自分の置かれた環境、そこに結ばれる縁、たずさわる仕事等々に、多くの人はさしたる感興も覚えず、それらはたまたまのもの、ありきたりのものと見なしがちである。だが、一業を成した人はそこに独特の強烈な価値を見出すのだ。
もう一つは、価値を「信じる力」である。
一例が京セラ創業時の稲盛氏だ。セラミック製造の作業は埃まみれ泥まみれ、汚い、きつい、厳しいの典型的な3K職場であった。若い社員の顔にはうんざりした色が浮かぶ。深夜作業を終えると、そんな若い社員と膝を突き合わせてラーメンをすすりながら、稲盛氏は熱っぽく語り続けた。自分たちがやっているのは世界の誰もやっていない仕事なのだ、自分たちは世界の先頭を走っているのだ、と。仕事に見出した価値を強烈に信じていたのである。

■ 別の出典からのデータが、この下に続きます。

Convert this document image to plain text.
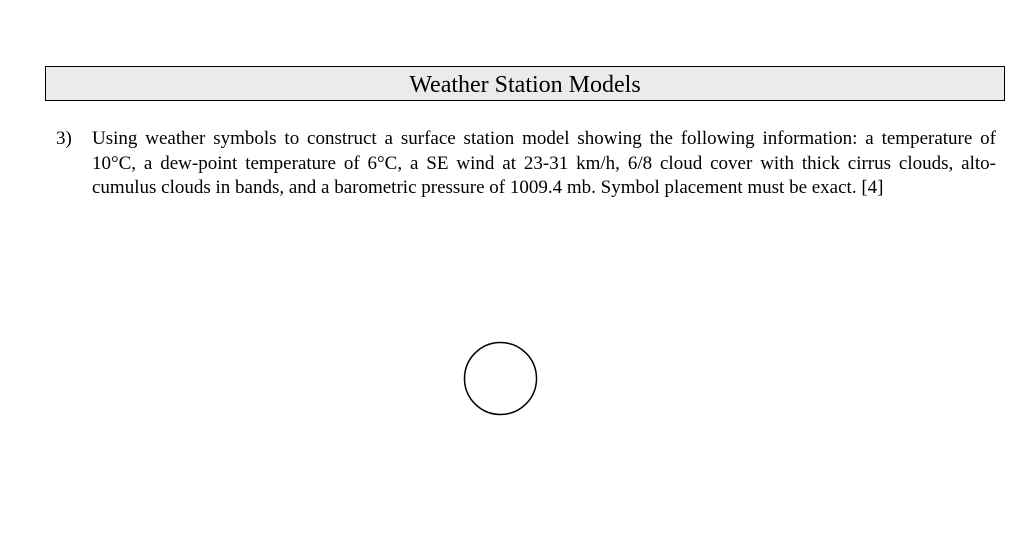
Weather Station Models
3)	Using weather symbols to construct a surface station model showing the following information: a temperature of 10°C, a dew-point temperature of 6°C, a SE wind at 23-31 km/h, 6/8 cloud cover with thick cirrus clouds, alto-cumulus clouds in bands, and a barometric pressure of 1009.4 mb. Symbol placement must be exact. [4]
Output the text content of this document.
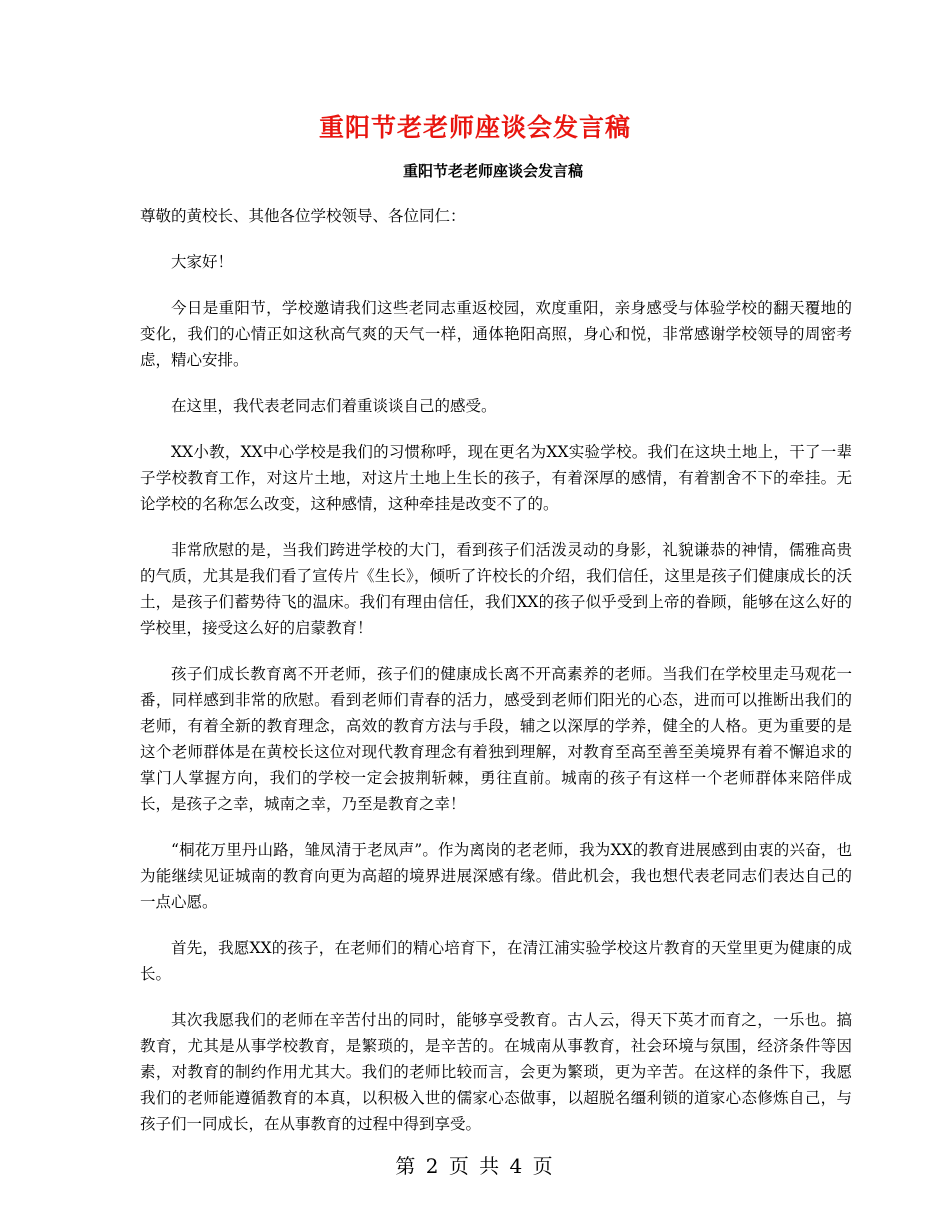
重阳节老老师座谈会发言稿
重阳节老老师座谈会发言稿

尊敬的黄校长、其他各位学校领导、各位同仁：

大家好！

今日是重阳节，学校邀请我们这些老同志重返校园，欢度重阳，亲身感受与体验学校的翻天覆地的变化，我们的心情正如这秋高气爽的天气一样，通体艳阳高照，身心和悦，非常感谢学校领导的周密考虑，精心安排。

在这里，我代表老同志们着重谈谈自己的感受。

XX小教，XX中心学校是我们的习惯称呼，现在更名为XX实验学校。我们在这块土地上，干了一辈子学校教育工作，对这片土地，对这片土地上生长的孩子，有着深厚的感情，有着割舍不下的牵挂。无论学校的名称怎么改变，这种感情，这种牵挂是改变不了的。

非常欣慰的是，当我们跨进学校的大门，看到孩子们活泼灵动的身影，礼貌谦恭的神情，儒雅高贵的气质，尤其是我们看了宣传片《生长》，倾听了许校长的介绍，我们信任，这里是孩子们健康成长的沃土，是孩子们蓄势待飞的温床。我们有理由信任，我们XX的孩子似乎受到上帝的眷顾，能够在这么好的学校里，接受这么好的启蒙教育！

孩子们成长教育离不开老师，孩子们的健康成长离不开高素养的老师。当我们在学校里走马观花一番，同样感到非常的欣慰。看到老师们青春的活力，感受到老师们阳光的心态，进而可以推断出我们的老师，有着全新的教育理念，高效的教育方法与手段，辅之以深厚的学养，健全的人格。更为重要的是这个老师群体是在黄校长这位对现代教育理念有着独到理解，对教育至高至善至美境界有着不懈追求的掌门人掌握方向，我们的学校一定会披荆斩棘，勇往直前。城南的孩子有这样一个老师群体来陪伴成长，是孩子之幸，城南之幸，乃至是教育之幸！

“桐花万里丹山路，雏凤清于老凤声”。作为离岗的老老师，我为XX的教育进展感到由衷的兴奋，也为能继续见证城南的教育向更为高超的境界进展深感有缘。借此机会，我也想代表老同志们表达自己的一点心愿。

首先，我愿XX的孩子，在老师们的精心培育下，在清江浦实验学校这片教育的天堂里更为健康的成长。

其次我愿我们的老师在辛苦付出的同时，能够享受教育。古人云，得天下英才而育之，一乐也。搞教育，尤其是从事学校教育，是繁琐的，是辛苦的。在城南从事教育，社会环境与氛围，经济条件等因素，对教育的制约作用尤其大。我们的老师比较而言，会更为繁琐，更为辛苦。在这样的条件下，我愿我们的老师能遵循教育的本真，以积极入世的儒家心态做事，以超脱名缰利锁的道家心态修炼自己，与孩子们一同成长，在从事教育的过程中得到享受。

第 2 页 共 4 页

価値を見出す力。その価値を信じる力。これこそ信念の力である。
信じ念じる力が道のないところに道をつくり、人を偉大な高みに押し上げていくのである。
『石切職人』という有名な寓話がある。
新しい教会を建設している現場で、三人の石切職人が働いていた。
三人の石切職人に「あなたは、今何をしているのか」と尋ねたところ。
一人目は、「お金を稼いでいるのさ!」
二人目は、「この大きくて固い石を切るのに、悪戦苦闘しているのさ!」
三人目は、目を輝かせ、こう答えた。
「多くの人々の心の安らぎの場となる、素晴らしい教会を造っているのです」
自分の仕事に価値を見出せない人は、人生の大半を無駄に過ごすことになる。価値を見いだすとは、仕事にしろ、家事や、ボランティアにしろ、それが人の役に立ち、気持ちを明るくし、世の中を豊かにさせていることに気づくこと。
人の役に立っていることが確信できたら、己の心に限りない力がわいてくる。今、目の前にある仕事に…
価値を見いだし、その価値を信じる力を養いたい。